The effect of learning, forgetting, fatigue, and recovery on the performance of dual-resource constrained (DRC) systems
thesisposted on 2021-05-23, 13:10 authored by Zahra Sadeghigivi
Dual-Resource Constrained (DRC) systems consist of two resources: workers and machines (stations). DRCs have become common in manufacturing and service firms that emphasise flexibility, where workers perform different tasks. Although having a flexible workforce is beneficial, it comes at a cost. When workers alternate between different jobs the productivity of the system is affected. On one hand the system becomes more responsive to changes (internal/external), and on the other hand worker productivity and system throughput deteriorate because of the loss of knowledge and workers’ fatigue. This subjects workers to conflicting phenomena. When workers are performing a task they are learning but also accumulating fatigue, which may result in error or injury. When transferred to another task, or on a break, workers may forget what they have learnt but at the same time recover from fatigue, either fully or partially. In particular, forgetting and fatigue are interesting to be considered as they directly affect the quality of products. This research investigates the effects of workers’ learning-forgetting and fatigue-recovery on DRC systems. First, it modifies a known learning-forgetting model by accounting for fatigue and recovery.
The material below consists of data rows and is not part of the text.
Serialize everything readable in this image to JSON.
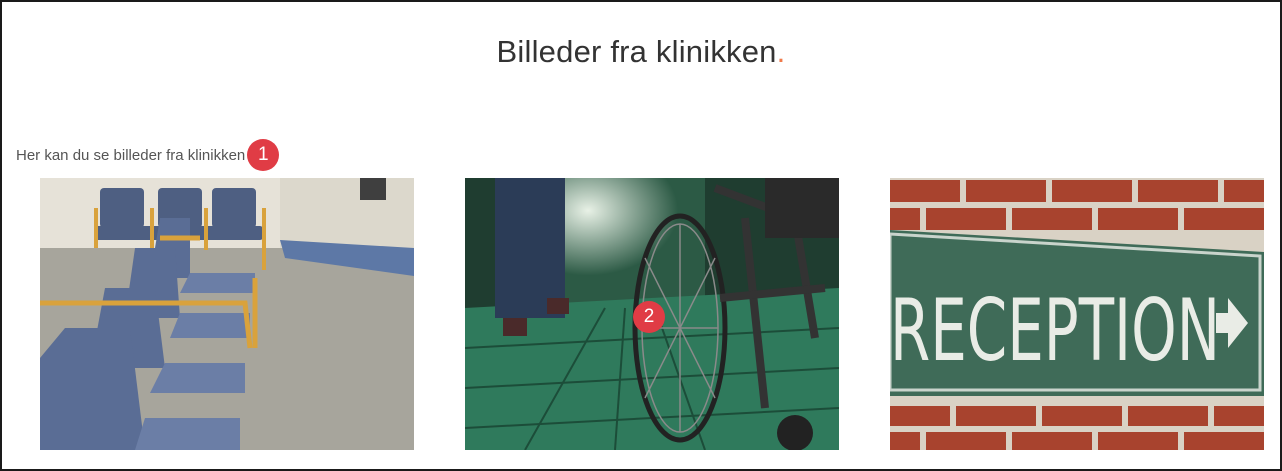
{
  "page": {
    "title": "Billeder fra klinikken",
    "title_dot": ".",
    "intro": "Her kan du se billeder fra klinikken"
  },
  "annotations": [
    {
      "label": "1"
    },
    {
      "label": "2"
    }
  ],
  "gallery": {
    "images": [
      {
        "subject": "waiting-room chairs"
      },
      {
        "subject": "wheelchair in hallway"
      },
      {
        "subject": "reception sign",
        "sign_text": "RECEPTION"
      }
    ]
  },
  "colors": {
    "accent_dot": "#f07a4a",
    "badge": "#e03c45"
  }
}
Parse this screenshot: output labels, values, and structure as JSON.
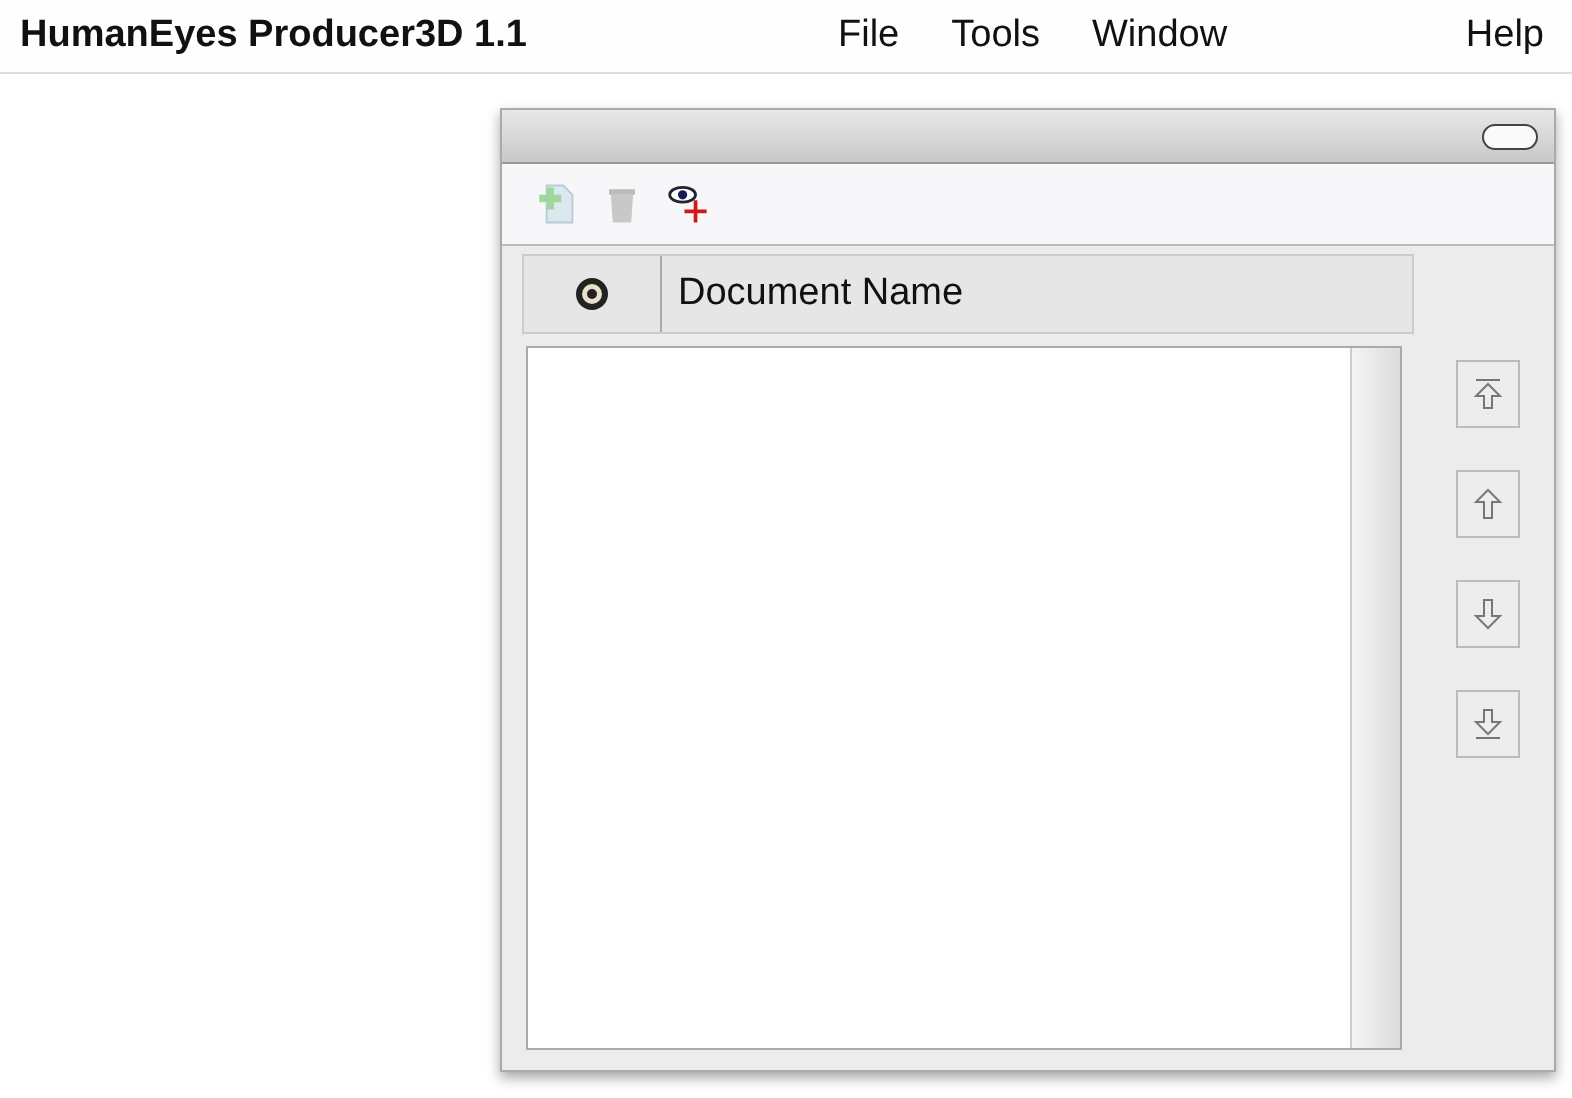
{
  "menu_bar": {
    "app_name": "HumanEyes Producer3D 1.1",
    "items": [
      "File",
      "Tools",
      "Window",
      "Help"
    ]
  },
  "document_table": {
    "columns": [
      "Document Name"
    ]
  }
}
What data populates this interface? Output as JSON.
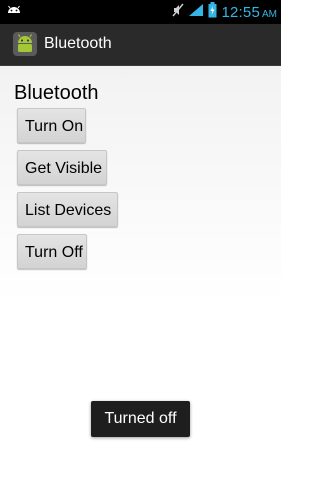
{
  "status_bar": {
    "time": "12:55",
    "ampm": "AM",
    "icons": [
      "android-icon",
      "mute-icon",
      "signal-icon",
      "battery-icon"
    ]
  },
  "action_bar": {
    "title": "Bluetooth",
    "icon": "android-app-icon"
  },
  "main": {
    "heading": "Bluetooth",
    "buttons": {
      "turn_on": "Turn On",
      "get_visible": "Get Visible",
      "list_devices": "List Devices",
      "turn_off": "Turn Off"
    }
  },
  "toast": {
    "message": "Turned off"
  },
  "colors": {
    "status_time": "#34b5e5",
    "action_bar": "#2a2a2a",
    "button": "#d9d9d9",
    "toast_bg": "#1e1e1e"
  }
}
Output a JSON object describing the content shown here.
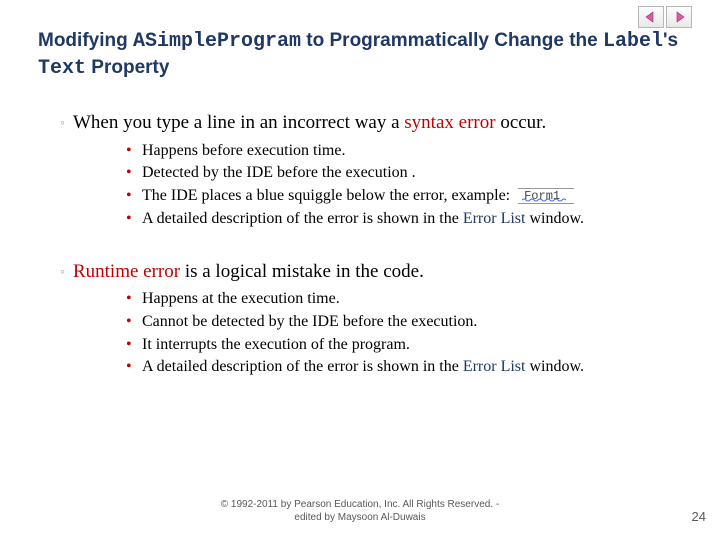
{
  "nav": {
    "prev_icon": "prev-arrow-icon",
    "next_icon": "next-arrow-icon"
  },
  "title": {
    "pre1": "Modifying ",
    "code1": "ASimpleProgram",
    "mid1": " to Programmatically Change the ",
    "code2": "Label",
    "mid2": "'s ",
    "code3": "Text",
    "post": " Property"
  },
  "section1": {
    "lead_pre": "When you type a line in an incorrect way a ",
    "lead_red": "syntax error",
    "lead_post": " occur.",
    "items": [
      {
        "text": "Happens before execution time."
      },
      {
        "text": "Detected by the IDE before the execution ."
      },
      {
        "pre": "The IDE places a blue squiggle below the error, example: ",
        "squiggle_label": "Form1"
      },
      {
        "pre": "A detailed description of the error is shown in the ",
        "blue": "Error List",
        "post": " window."
      }
    ]
  },
  "section2": {
    "lead_red": "Runtime error",
    "lead_post": "  is a logical mistake in the code.",
    "items": [
      {
        "text": "Happens at the execution time."
      },
      {
        "text": "Cannot be detected by the IDE before the execution."
      },
      {
        "text": "It interrupts the execution of the program."
      },
      {
        "pre": "A detailed description of the error is shown in the ",
        "blue": "Error List",
        "post": " window."
      }
    ]
  },
  "footer": {
    "line1": "© 1992-2011 by Pearson Education, Inc. All Rights Reserved. -",
    "line2": "edited by Maysoon Al-Duwais"
  },
  "page_number": "24"
}
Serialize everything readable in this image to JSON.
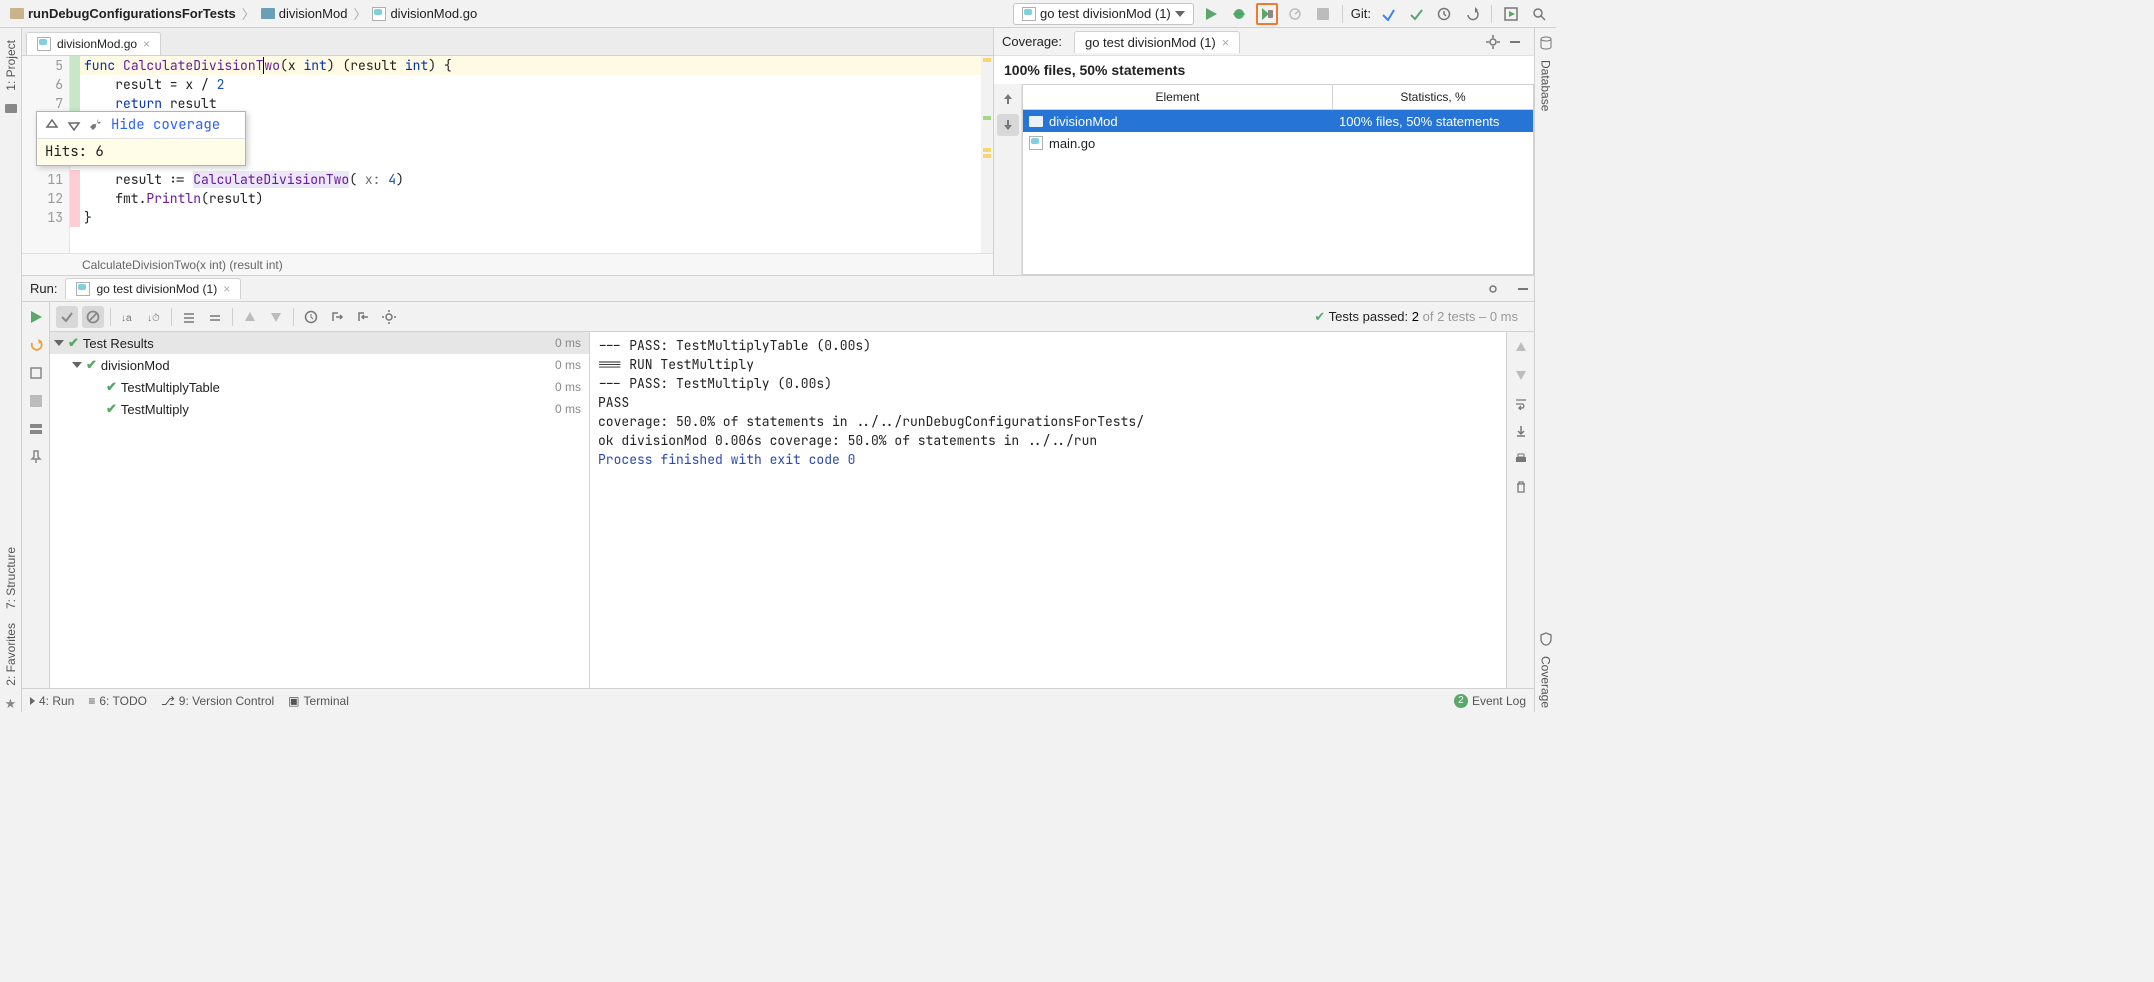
{
  "breadcrumbs": {
    "root": "runDebugConfigurationsForTests",
    "mid": "divisionMod",
    "file": "divisionMod.go"
  },
  "runConfig": "go test divisionMod (1)",
  "gitLabel": "Git:",
  "leftStrip": {
    "project": "1: Project"
  },
  "rightStrip": {
    "database": "Database",
    "coverage": "Coverage"
  },
  "editorTab": "divisionMod.go",
  "code": {
    "l5a": "func ",
    "l5b": "CalculateDivisionT",
    "l5c": "wo",
    "l5d": "(x ",
    "l5e": "int",
    "l5f": ") (result ",
    "l5g": "int",
    "l5h": ") {",
    "l6": "    result = x / ",
    "l6n": "2",
    "l7a": "    ",
    "l7b": "return",
    "l7c": " result",
    "l11a": "    result := ",
    "l11b": "CalculateDivisionTwo",
    "l11c": "(",
    "l11p": " x: ",
    "l11n": "4",
    "l11d": ")",
    "l12a": "    fmt.",
    "l12b": "Println",
    "l12c": "(result)",
    "l13": "}"
  },
  "gutter": {
    "g5": "5",
    "g6": "6",
    "g7": "7",
    "g11": "11",
    "g12": "12",
    "g13": "13"
  },
  "covPopup": {
    "hide": "Hide coverage",
    "hits": "Hits: 6"
  },
  "edStatus": "CalculateDivisionTwo(x int) (result int)",
  "coverage": {
    "label": "Coverage:",
    "tab": "go test divisionMod (1)",
    "summary": "100% files, 50% statements",
    "colElement": "Element",
    "colStats": "Statistics, %",
    "rows": [
      {
        "name": "divisionMod",
        "stats": "100% files, 50% statements",
        "type": "folder"
      },
      {
        "name": "main.go",
        "stats": "",
        "type": "gofile"
      }
    ]
  },
  "run": {
    "label": "Run:",
    "tab": "go test divisionMod (1)",
    "statusPrefix": "Tests passed: ",
    "statusBold": "2",
    "statusSuffix": " of 2 tests – 0 ms",
    "tree": {
      "root": "Test Results",
      "rootTime": "0 ms",
      "pkg": "divisionMod",
      "pkgTime": "0 ms",
      "t1": "TestMultiplyTable",
      "t1Time": "0 ms",
      "t2": "TestMultiply",
      "t2Time": "0 ms"
    },
    "console": {
      "l1": "--- PASS: TestMultiplyTable (0.00s)",
      "l2": "=== RUN   TestMultiply",
      "l3": "--- PASS: TestMultiply (0.00s)",
      "l4": "PASS",
      "l5": "coverage: 50.0% of statements in ../../runDebugConfigurationsForTests/",
      "l6": "ok      divisionMod 0.006s  coverage: 50.0% of statements in ../../run",
      "l7": "",
      "l8": "Process finished with exit code 0"
    }
  },
  "statusBar": {
    "run": "4: Run",
    "todo": "6: TODO",
    "vcs": "9: Version Control",
    "terminal": "Terminal",
    "eventLog": "Event Log",
    "eventCount": "2"
  },
  "leftBottom": {
    "structure": "7: Structure",
    "favorites": "2: Favorites"
  }
}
Second, it assumes that the quality of a production process may deteriorate and generate defective items that require rework. Third, a human error model is developed that considers human learning-forgetting and fatigue-recovery in producing defective items. Fourth, a comprehensive model is developed that integrates learning, forgetting, fatigue, and recovery into a DRC system with quality consideration. This model is investigated for different transfer and flexibility policies. Numerical results provide insights and guidelines that may help operations managers with decisions on how to improve a system’s performance and throughput, while considering worker welfare. Results indicate that it is important to consider workers capabilities and limitations when designing manufacturing systems. They also suggest that ignoring human restrictions and abilities results in unrealistic production planning and erroneous cost estimation.